I used np.add instead of np.sum since it keep the array dimensions.
NB: I checked with
N = 10000
u = np.random.random_sample((N,2))
I returns the same as your proposals. (But 1.7 times faster)
I need to invert a large, dense matrix which I hoped to use Scipy's gmres to do. Fortunately, the dense matrix A follows a pattern and I do not need to store the matrix in memory. The LinearOperator class allows us to construct an object which acts as the matrix for GMRES and can compute directly the matrix vector product A*v. That is, we write a function mv(v) which takes as input a vector v and returns mv(v) = A*v. Then, we can use the LinearOperator class to create A_LinOp = LinearOperator(shape = shape, matvec = mv). We can put the linear operator into the Scipy gmres command to evaluate the matrix vector products without ever having to fully load A into memory.
The documentation for the LinearOperator is found here: LinearOperator Documentation.
Here is my problem: to write the routine to compute the matrix vector product mv(v) = A*v, I need another input vector C. The entries in A are of the form A[i,j] = f(C[i] - C[j]).
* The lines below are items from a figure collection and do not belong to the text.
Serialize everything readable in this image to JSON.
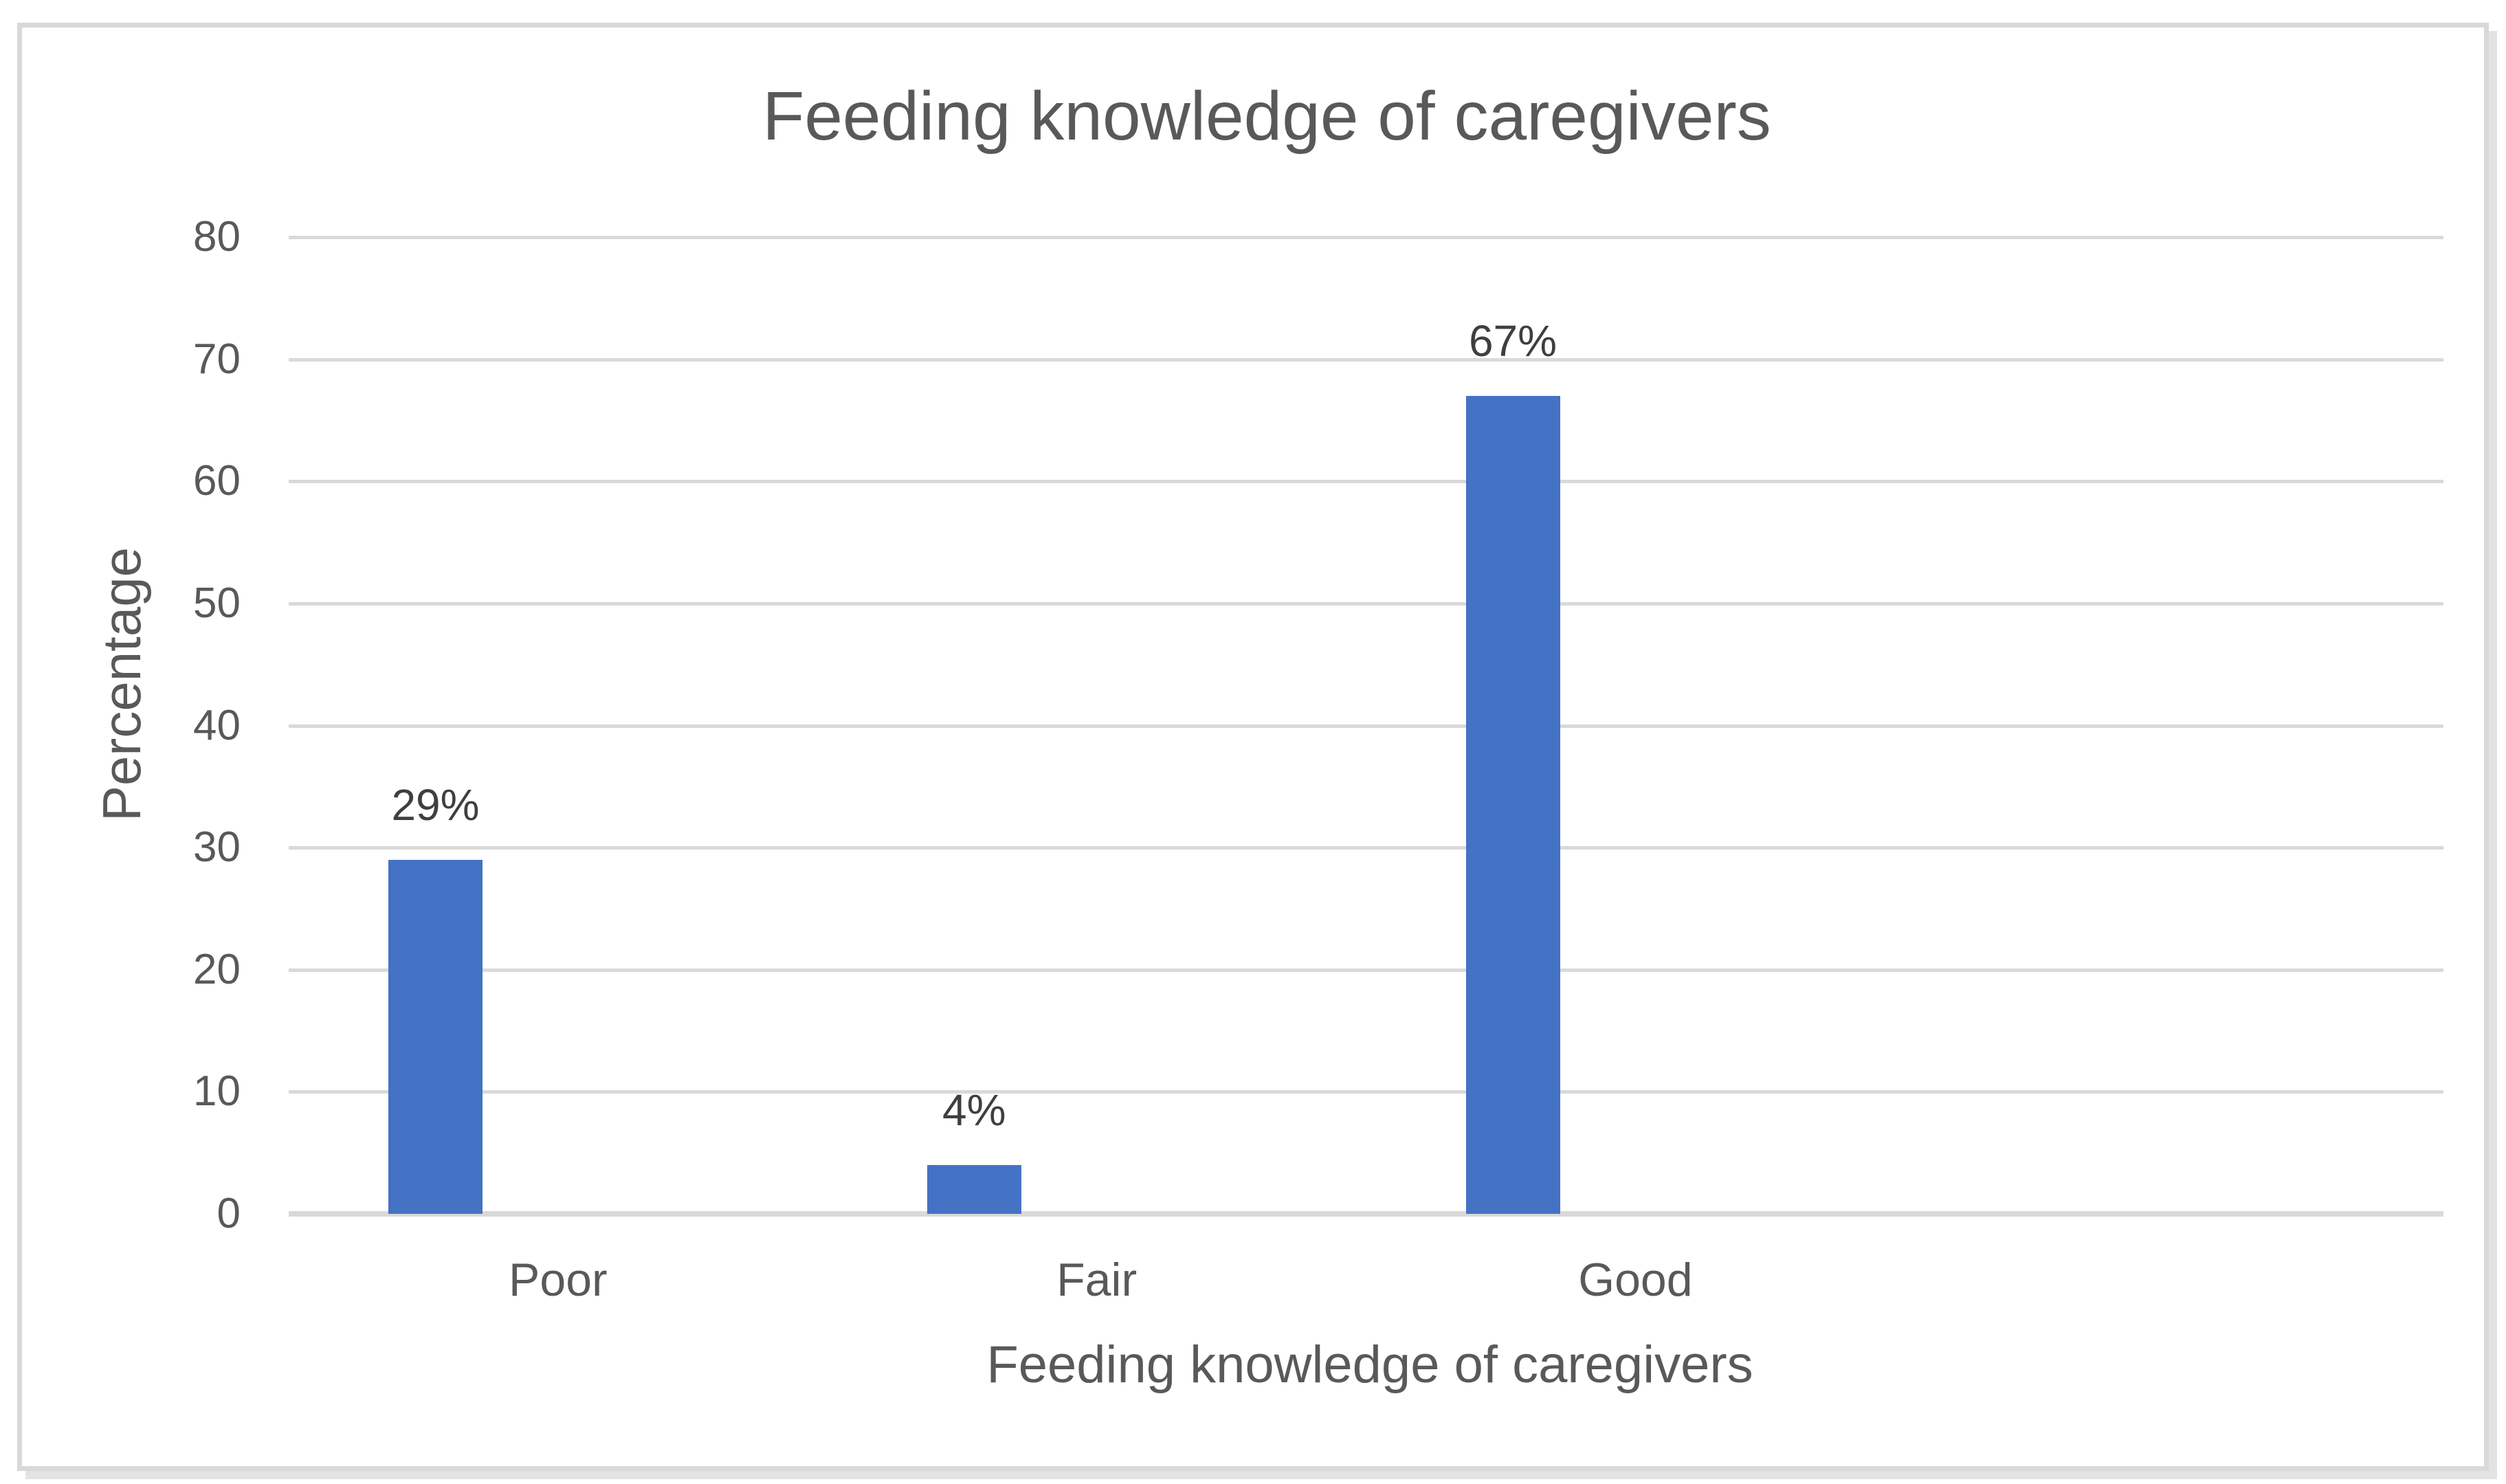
{
  "chart_data": {
    "type": "bar",
    "title": "Feeding knowledge of caregivers",
    "categories": [
      "Poor",
      "Fair",
      "Good"
    ],
    "values": [
      29,
      4,
      67
    ],
    "data_labels": [
      "29%",
      "4%",
      "67%"
    ],
    "xlabel": "Feeding knowledge of caregivers",
    "ylabel": "Percentage",
    "ylim": [
      0,
      80
    ],
    "ytick_step": 10,
    "ytick_labels": [
      "0",
      "10",
      "20",
      "30",
      "40",
      "50",
      "60",
      "70",
      "80"
    ],
    "grid": true,
    "legend": false,
    "bar_color": "#4472C4",
    "gridline_color": "#D9D9D9",
    "text_color": "#595959",
    "data_label_color": "#3F3F3F",
    "frame_border_color": "#D9D9D9"
  }
}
So, what I really want is for mv to be of two inputs, one fixed vector input C, and one variable input v which we want to compute A*v.
MATLAB has a similar setup, where would write x = gmres(#(v) mv(v,C),b) where b is the right hand side of the problem Ax = b, , and mv is the function that takes as variable input v which we want to compute A*v and C is the fixed, known vector which we need for the assembly of A.
My problem is that I can't figure out how to allow the LinearOperator class to accept two inputs, one variable and one "fixed" like I can in MATLAB.
Is there a way to do the analogous operation in SciPy? Alternatively, if anyone knows of a better way of inverting a large, dense matrix (50000, 50000) where the entries follow a pattern, I would greatly appreciate any suggestions.
Thanks!
EDIT: I should have stated this information actually. The matrix is actually (in block form) [A C; C^T 0], where A is N x N (N large) and C is N x 3, and the 0 is 3 x 3 and C^T is the transpose of C. This array C is the same array as the one mentioned above. The entries of A follow a pattern A[i,j] = f(C[i] - C[j]).
I wrote mv(v,C) to go row by row construct A*v[i] for i=0,N, by computing sum f(C[i]-C[j)*v[j] (actually, I do numpy.dot(FC,v) where FC[j] = f(C[i]-C[j]) which works well). Then, at the end doing the computations for the C^T rows. I was hoping to eventually replace the large for loop with a multiprocessing call to parallelize the for loop, but that's a future thing to consider. I will also look into using Cython to speed up the computations.
This is very late, but if you're still interested...
Your A matrix must be very low rank since it's a nonlinearly transformed version of a rank-2 matrix. Plus it's symmetric. That means it's trivial to inverse: get the truncated eigenvalue decompostion with, say, 5 eigenvalues: A = U*S*U', then invert that: A^-1 = U*S^-1*U'. S is diagonal so this is inexpensive. You can get the truncated eigenvalue decomposition with eigh.
That takes care of A. Then for the rest: use the block matrix inversion formula. Looks nasty, but I will bet you 100,000,000 prussian francs that it's 50x faster than the direct method you were using.
I faced the same situation (some years later than you) of trying to use more than one argument to LinearOperator, but for another problem. The solution I found was the use of global variables, to avoid passing the variables as arguments to the function.